The methods that we employ are broadly applicable to various tumour types. Recent studies of scalar-on-image regression models in neuroimaging data applications incorporated the entire image (see, for example, Reiss and Ogden (2010), Li et al. (2015) and Goldsmith et al. (2013)); such methods are not applicable in the current setting since MRIs of GBM tumours cannot even be coregistered.

We model the two-dimensional tumour shapes as properties of parametric curves in R2, which provides the flexibility to accommodate uncertainty regarding landmarks and other curve features. In particular, we adapt the geometric framework for statistical shape analysis of closed curves that was proposed by Srivastava et al. (2011). In summary, our main contributions are as follows.
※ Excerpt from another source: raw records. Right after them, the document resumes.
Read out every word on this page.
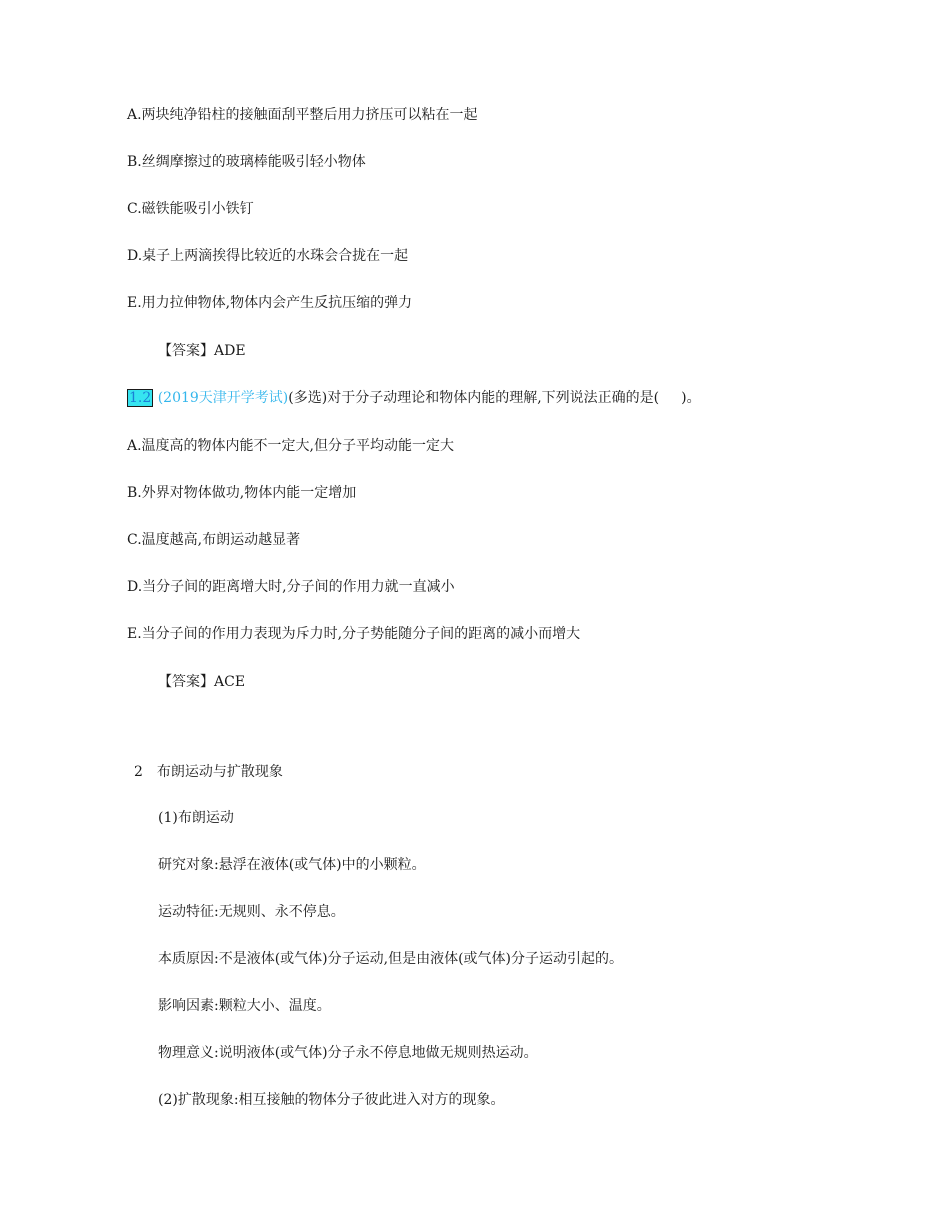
A.两块纯净铅柱的接触面刮平整后用力挤压可以粘在一起
B.丝绸摩擦过的玻璃棒能吸引轻小物体
C.磁铁能吸引小铁钉
D.桌子上两滴挨得比较近的水珠会合拢在一起
E.用力拉伸物体,物体内会产生反抗压缩的弹力
【答案】ADE
1.2 (2019天津开学考试)(多选)对于分子动理论和物体内能的理解,下列说法正确的是( )。
A.温度高的物体内能不一定大,但分子平均动能一定大
B.外界对物体做功,物体内能一定增加
C.温度越高,布朗运动越显著
D.当分子间的距离增大时,分子间的作用力就一直减小
E.当分子间的作用力表现为斥力时,分子势能随分子间的距离的减小而增大
【答案】ACE
2　布朗运动与扩散现象
(1)布朗运动
研究对象:悬浮在液体(或气体)中的小颗粒。
运动特征:无规则、永不停息。
本质原因:不是液体(或气体)分子运动,但是由液体(或气体)分子运动引起的。
影响因素:颗粒大小、温度。
物理意义:说明液体(或气体)分子永不停息地做无规则热运动。
(2)扩散现象:相互接触的物体分子彼此进入对方的现象。
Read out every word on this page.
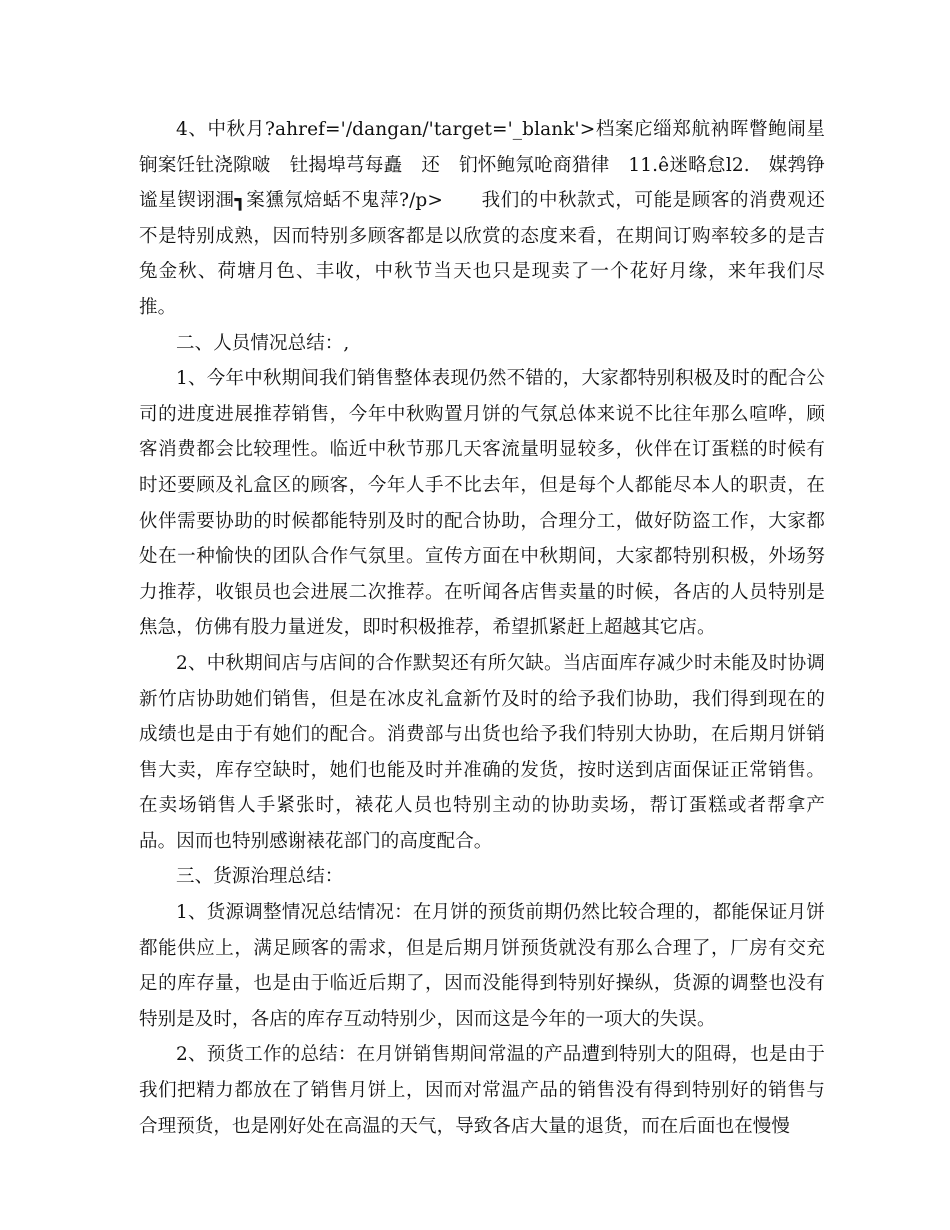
4、中秋月?ahref='/dangan/'target='_blank'>档案庀缁郑航衲晖瞥鲍闹星锏案饪钍浇隙啵　钍揭埠芎每矗　还　钔怀鲍氖呛商猎律　11.ê迷略怠l2.　媒鹁铮谧星锲诩涠┓案獯氖焙蛞不鬼萍?/p>　　我们的中秋款式，可能是顾客的消费观还不是特别成熟，因而特别多顾客都是以欣赏的态度来看，在期间订购率较多的是吉兔金秋、荷塘月色、丰收，中秋节当天也只是现卖了一个花好月缘，来年我们尽推。

二、人员情况总结：,

1、今年中秋期间我们销售整体表现仍然不错的，大家都特别积极及时的配合公司的进度进展推荐销售，今年中秋购置月饼的气氛总体来说不比往年那么喧哗，顾客消费都会比较理性。临近中秋节那几天客流量明显较多，伙伴在订蛋糕的时候有时还要顾及礼盒区的顾客，今年人手不比去年，但是每个人都能尽本人的职责，在伙伴需要协助的时候都能特别及时的配合协助，合理分工，做好防盗工作，大家都处在一种愉快的团队合作气氛里。宣传方面在中秋期间，大家都特别积极，外场努力推荐，收银员也会进展二次推荐。在听闻各店售卖量的时候，各店的人员特别是焦急，仿佛有股力量迸发，即时积极推荐，希望抓紧赶上超越其它店。

2、中秋期间店与店间的合作默契还有所欠缺。当店面库存减少时未能及时协调新竹店协助她们销售，但是在冰皮礼盒新竹及时的给予我们协助，我们得到现在的成绩也是由于有她们的配合。消费部与出货也给予我们特别大协助，在后期月饼销售大卖，库存空缺时，她们也能及时并准确的发货，按时送到店面保证正常销售。在卖场销售人手紧张时，裱花人员也特别主动的协助卖场，帮订蛋糕或者帮拿产品。因而也特别感谢裱花部门的高度配合。

三、货源治理总结：

1、货源调整情况总结情况：在月饼的预货前期仍然比较合理的，都能保证月饼都能供应上，满足顾客的需求，但是后期月饼预货就没有那么合理了，厂房有交充足的库存量，也是由于临近后期了，因而没能得到特别好操纵，货源的调整也没有特别是及时，各店的库存互动特别少，因而这是今年的一项大的失误。

2、预货工作的总结：在月饼销售期间常温的产品遭到特别大的阻碍，也是由于我们把精力都放在了销售月饼上，因而对常温产品的销售没有得到特别好的销售与合理预货，也是刚好处在高温的天气，导致各店大量的退货，而在后面也在慢慢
  1. We define a suitable shape space that captures relevant information pertaining to tumour shapes represented as closed curves given by their outlines in two-dimensional MRIs.

  2. We define notions of a geodesic path and distance between tumour shapes, and an average tumour shape; we also perform shape-based principal component analysis (SPCA) to identify and visualize principal directions of variation in a sample of tumour shapes.
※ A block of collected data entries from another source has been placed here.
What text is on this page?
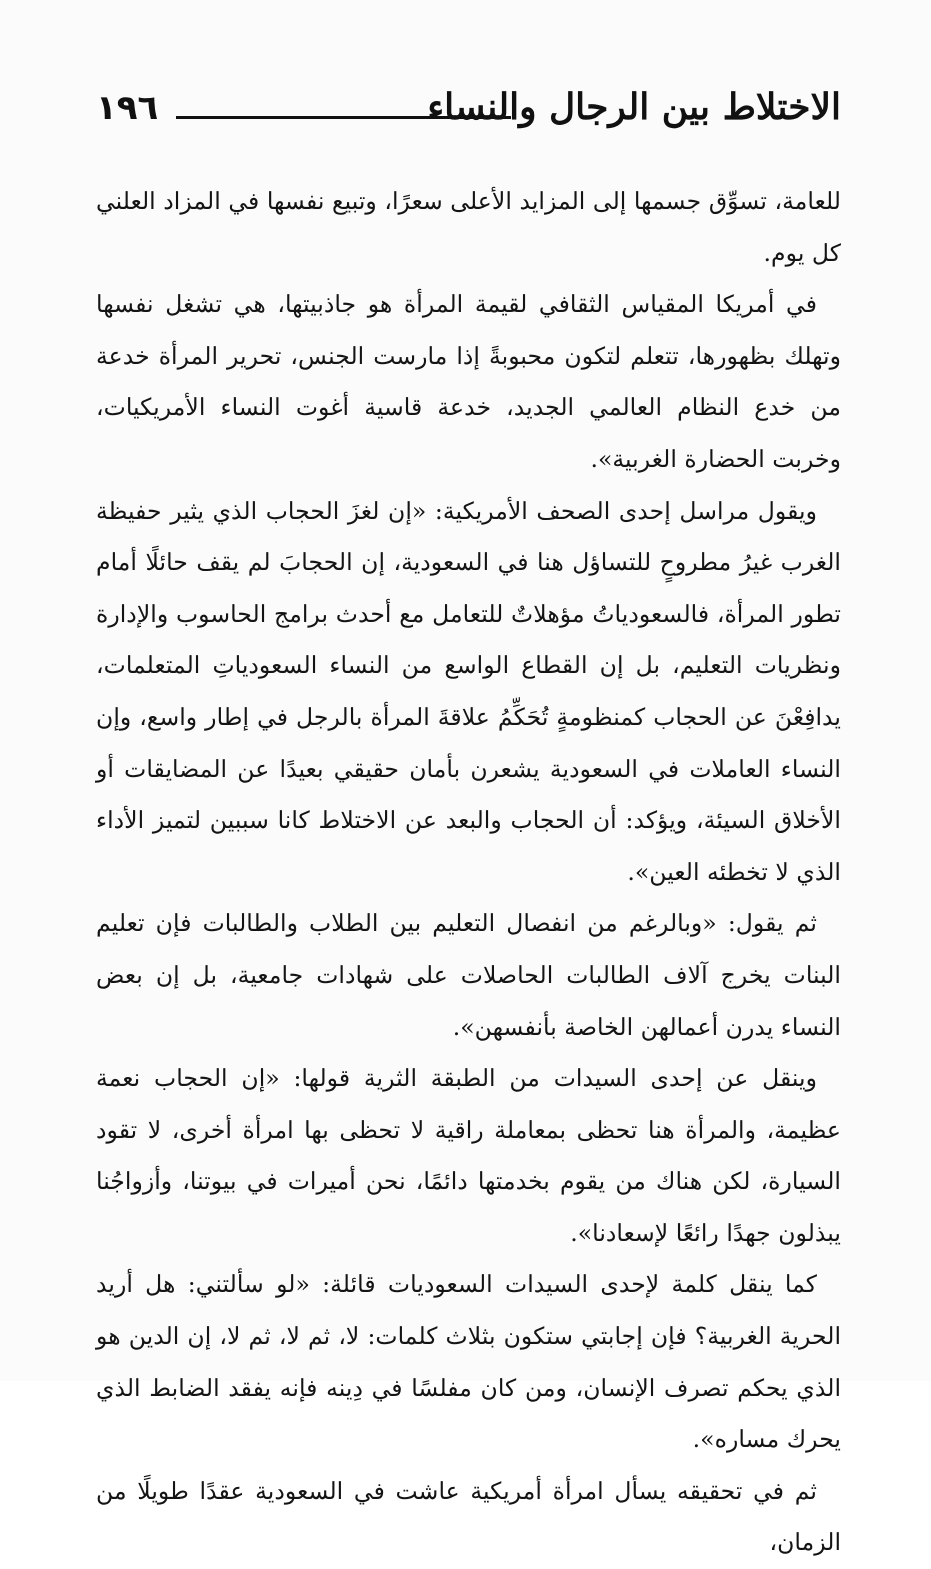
الاختلاط بين الرجال والنساء
١٩٦

للعامة، تسوِّق جسمها إلى المزايد الأعلى سعرًا، وتبيع نفسها في المزاد العلني كل يوم.

في أمريكا المقياس الثقافي لقيمة المرأة هو جاذبيتها، هي تشغل نفسها وتهلك بظهورها، تتعلم لتكون محبوبةً إذا مارست الجنس، تحرير المرأة خدعة من خدع النظام العالمي الجديد، خدعة قاسية أغوت النساء الأمريكيات، وخربت الحضارة الغربية».

ويقول مراسل إحدى الصحف الأمريكية: «إن لغزَ الحجاب الذي يثير حفيظة الغرب غيرُ مطروحٍ للتساؤل هنا في السعودية، إن الحجابَ لم يقف حائلًا أمام تطور المرأة، فالسعودياتُ مؤهلاتٌ للتعامل مع أحدث برامج الحاسوب والإدارة ونظريات التعليم، بل إن القطاع الواسع من النساء السعودياتِ المتعلمات، يدافِعْنَ عن الحجاب كمنظومةٍ تُحَكِّمُ علاقةَ المرأة بالرجل في إطار واسع، وإن النساء العاملات في السعودية يشعرن بأمان حقيقي بعيدًا عن المضايقات أو الأخلاق السيئة، ويؤكد: أن الحجاب والبعد عن الاختلاط كانا سببين لتميز الأداء الذي لا تخطئه العين».

ثم يقول: «وبالرغم من انفصال التعليم بين الطلاب والطالبات فإن تعليم البنات يخرج آلاف الطالبات الحاصلات على شهادات جامعية، بل إن بعض النساء يدرن أعمالهن الخاصة بأنفسهن».

وينقل عن إحدى السيدات من الطبقة الثرية قولها: «إن الحجاب نعمة عظيمة، والمرأة هنا تحظى بمعاملة راقية لا تحظى بها امرأة أخرى، لا تقود السيارة، لكن هناك من يقوم بخدمتها دائمًا، نحن أميرات في بيوتنا، وأزواجُنا يبذلون جهدًا رائعًا لإسعادنا».

كما ينقل كلمة لإحدى السيدات السعوديات قائلة: «لو سألتني: هل أريد الحرية الغربية؟ فإن إجابتي ستكون بثلاث كلمات: لا، ثم لا، ثم لا، إن الدين هو الذي يحكم تصرف الإنسان، ومن كان مفلسًا في دِينه فإنه يفقد الضابط الذي يحرك مساره».

ثم في تحقيقه يسأل امرأة أمريكية عاشت في السعودية عقدًا طويلًا من الزمان،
  3. We illustrate the utility of the developed tools in clustering GBM tumour shapes, and other inferential tasks such as two-sample testing and survival time modelling.

We develop a coherent statistical representation of the tumour shape and use a geometric framework to implement tasks such as clustering and integrating tumour shape as a potential prognostic factor in statistical models that are commonly used in oncology studies. We find the motivation in the GBM data set (Section 2), for which issues about the use of MRI features have been recognized but not satisfactorily addressed. We examine statistical methods to integrate the tumour shape with genomic and clinical features of GBM and investigate associations between them; this can subsequently accelerate effective personalized therapeutic strategies for cancer development and progression. Note that the method presented is more general and can be applied to other cancers and imaging modalities as well.

The rest of this paper is organized as follows. First, in Section 2, we introduce the GBM data set. In Section 3, we provide statistical tools for analysing tumour shapes under an elastic framework. In particular, we focus on comparing and averaging tumour shapes, and summarizing shape variability in a sample of tumours. Section 4 considers specific statistical tasks on the GBM data set including clustering, hypothesis testing and survival modelling. Section 5 provides a short discussion and directions for future work.

2. Description of glioblastoma multiforme data set

GBM, which is the most common malignant brain tumour that is found in adults, is a morphologically heterogeneous disease. Despite recent medical advancements, the prognosis for most patients with GBM is extremely poor. In the USA alone, 12 000 new cases are being diagnosed every year (http://www.abta.org/about-us/news/brain-tumour-statistics/), among which less than 10% survive 5 years after diagnosis (Tutt, 2011). The median survival time for GBM patients is about 12 months (McLendon et al., 2008). Biological features that differentiate GBM from any other grade of tumour include hypoxia and pseudopalisading necrosis, and proliferation of blood vessels near the tumour.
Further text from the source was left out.